From 80s’ mullets and moustaches from the 70s, the airline also recreated a century of evolving fashion by using 50 wigs and 30 moustaches to capture the head-to-toe style of each era. Various crew uniforms from throughout the decades were sourced from the airline’s own collection and from Qantas’ retired crew. The airline said small town “op shops” were a treasure trove for the “carefully curated wardrobe of the extras in each scene”.
Current Qantas staff appear in historical versions of their present-day roles, with Alastair Fysh, the grandson of Qantas co-founder Hudson Fysh, also making a cameo appearance.
The Australian carrier said the final product was the result of more than 12 months of development and pre-production with the video being filmed over three weeks across seven destinations in Australia including Longreach, Rose Bay (Sydney), HARS (Historical Aircraft Restoration Society) Aviation Museum at Wollongong, Melbourne, Brisbane Airport and the pink lakes of Hutt Lagoon in Western Australia.
Qantas added that the production team spent months researching information from the national archives and aviation museums.
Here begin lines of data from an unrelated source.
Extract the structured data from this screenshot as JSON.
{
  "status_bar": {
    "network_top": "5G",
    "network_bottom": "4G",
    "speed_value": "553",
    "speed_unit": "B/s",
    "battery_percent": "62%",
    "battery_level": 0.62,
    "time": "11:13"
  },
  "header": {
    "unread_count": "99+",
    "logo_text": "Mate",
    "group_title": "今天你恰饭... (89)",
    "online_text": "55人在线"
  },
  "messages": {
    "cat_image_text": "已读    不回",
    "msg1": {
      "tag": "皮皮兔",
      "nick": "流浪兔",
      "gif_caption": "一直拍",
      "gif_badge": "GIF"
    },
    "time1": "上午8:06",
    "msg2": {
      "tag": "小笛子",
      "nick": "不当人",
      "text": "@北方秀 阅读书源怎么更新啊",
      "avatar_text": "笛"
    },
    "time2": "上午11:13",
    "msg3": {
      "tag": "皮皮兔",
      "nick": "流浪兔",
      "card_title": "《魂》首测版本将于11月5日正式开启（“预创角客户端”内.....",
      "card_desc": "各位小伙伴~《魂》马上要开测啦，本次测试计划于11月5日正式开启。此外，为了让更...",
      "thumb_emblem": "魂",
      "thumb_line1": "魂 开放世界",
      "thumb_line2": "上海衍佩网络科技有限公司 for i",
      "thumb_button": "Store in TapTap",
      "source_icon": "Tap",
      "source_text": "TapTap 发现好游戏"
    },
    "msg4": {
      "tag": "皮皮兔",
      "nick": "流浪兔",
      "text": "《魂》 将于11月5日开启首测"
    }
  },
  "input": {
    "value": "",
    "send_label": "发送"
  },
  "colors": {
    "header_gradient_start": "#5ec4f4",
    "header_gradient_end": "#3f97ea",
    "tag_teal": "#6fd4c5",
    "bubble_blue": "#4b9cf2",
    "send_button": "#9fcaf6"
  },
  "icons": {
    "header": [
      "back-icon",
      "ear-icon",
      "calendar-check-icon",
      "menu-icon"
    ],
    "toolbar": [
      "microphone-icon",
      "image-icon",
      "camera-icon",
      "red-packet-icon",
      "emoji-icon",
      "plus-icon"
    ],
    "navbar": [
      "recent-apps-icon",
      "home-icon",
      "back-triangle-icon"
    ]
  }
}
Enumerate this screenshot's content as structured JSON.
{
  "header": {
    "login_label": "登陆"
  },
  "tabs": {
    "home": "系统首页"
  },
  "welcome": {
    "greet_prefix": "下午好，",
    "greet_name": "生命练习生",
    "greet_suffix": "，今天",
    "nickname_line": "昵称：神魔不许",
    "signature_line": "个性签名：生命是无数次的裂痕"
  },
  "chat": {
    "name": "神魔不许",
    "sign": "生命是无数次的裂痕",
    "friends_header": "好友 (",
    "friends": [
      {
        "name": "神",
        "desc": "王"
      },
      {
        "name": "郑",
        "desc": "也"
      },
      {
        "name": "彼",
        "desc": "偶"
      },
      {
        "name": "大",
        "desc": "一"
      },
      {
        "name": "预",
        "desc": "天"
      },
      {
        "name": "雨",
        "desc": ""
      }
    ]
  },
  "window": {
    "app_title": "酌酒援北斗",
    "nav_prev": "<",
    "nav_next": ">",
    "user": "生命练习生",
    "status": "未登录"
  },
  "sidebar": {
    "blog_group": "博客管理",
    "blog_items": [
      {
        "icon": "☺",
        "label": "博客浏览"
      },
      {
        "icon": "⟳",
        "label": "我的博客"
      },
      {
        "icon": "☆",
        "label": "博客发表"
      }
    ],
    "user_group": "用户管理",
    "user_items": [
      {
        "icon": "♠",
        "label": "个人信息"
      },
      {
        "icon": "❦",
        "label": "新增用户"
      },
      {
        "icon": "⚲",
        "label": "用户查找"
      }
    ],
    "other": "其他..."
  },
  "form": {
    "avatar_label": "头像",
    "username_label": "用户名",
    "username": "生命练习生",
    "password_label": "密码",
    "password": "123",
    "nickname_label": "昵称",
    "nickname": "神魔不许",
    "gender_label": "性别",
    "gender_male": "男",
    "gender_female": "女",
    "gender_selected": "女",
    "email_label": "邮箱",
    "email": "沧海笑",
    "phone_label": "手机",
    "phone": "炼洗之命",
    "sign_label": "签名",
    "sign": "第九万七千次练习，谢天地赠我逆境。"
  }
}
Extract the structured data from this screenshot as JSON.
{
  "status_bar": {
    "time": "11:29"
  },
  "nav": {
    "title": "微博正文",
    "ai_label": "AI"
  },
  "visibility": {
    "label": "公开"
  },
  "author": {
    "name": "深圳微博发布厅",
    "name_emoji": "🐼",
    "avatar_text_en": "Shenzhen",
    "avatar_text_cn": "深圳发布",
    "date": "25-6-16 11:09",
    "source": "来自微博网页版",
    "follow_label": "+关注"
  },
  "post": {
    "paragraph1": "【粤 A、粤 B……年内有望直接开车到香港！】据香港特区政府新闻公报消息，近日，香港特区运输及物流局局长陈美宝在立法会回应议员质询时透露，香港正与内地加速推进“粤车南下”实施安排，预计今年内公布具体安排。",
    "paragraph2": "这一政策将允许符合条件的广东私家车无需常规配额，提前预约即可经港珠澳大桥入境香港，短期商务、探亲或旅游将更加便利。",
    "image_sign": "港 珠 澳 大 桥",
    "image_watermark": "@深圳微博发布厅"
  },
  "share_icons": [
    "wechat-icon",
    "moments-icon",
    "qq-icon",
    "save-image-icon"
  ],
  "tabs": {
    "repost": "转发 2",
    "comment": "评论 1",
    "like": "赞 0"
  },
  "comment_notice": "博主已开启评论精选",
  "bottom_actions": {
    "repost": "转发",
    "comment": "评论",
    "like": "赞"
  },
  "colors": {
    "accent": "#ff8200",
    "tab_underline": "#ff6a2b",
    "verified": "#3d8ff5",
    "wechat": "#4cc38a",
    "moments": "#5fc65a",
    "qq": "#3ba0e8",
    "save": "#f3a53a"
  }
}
They also used photographs and artefacts from the Qantas Heritage Collection to perfect the details of each scene, from original life jackets to the wall panels from retired aircraft that were retrieved from the Mojave Desert.
The eight-minute-and-20-second-long video also features music through the decades, with a soundtrack from Australian jazz musician James Morrison playing numerous brass instruments, as well as the instrumental versions of the Peter Allen anthem I Still Call Australia Home.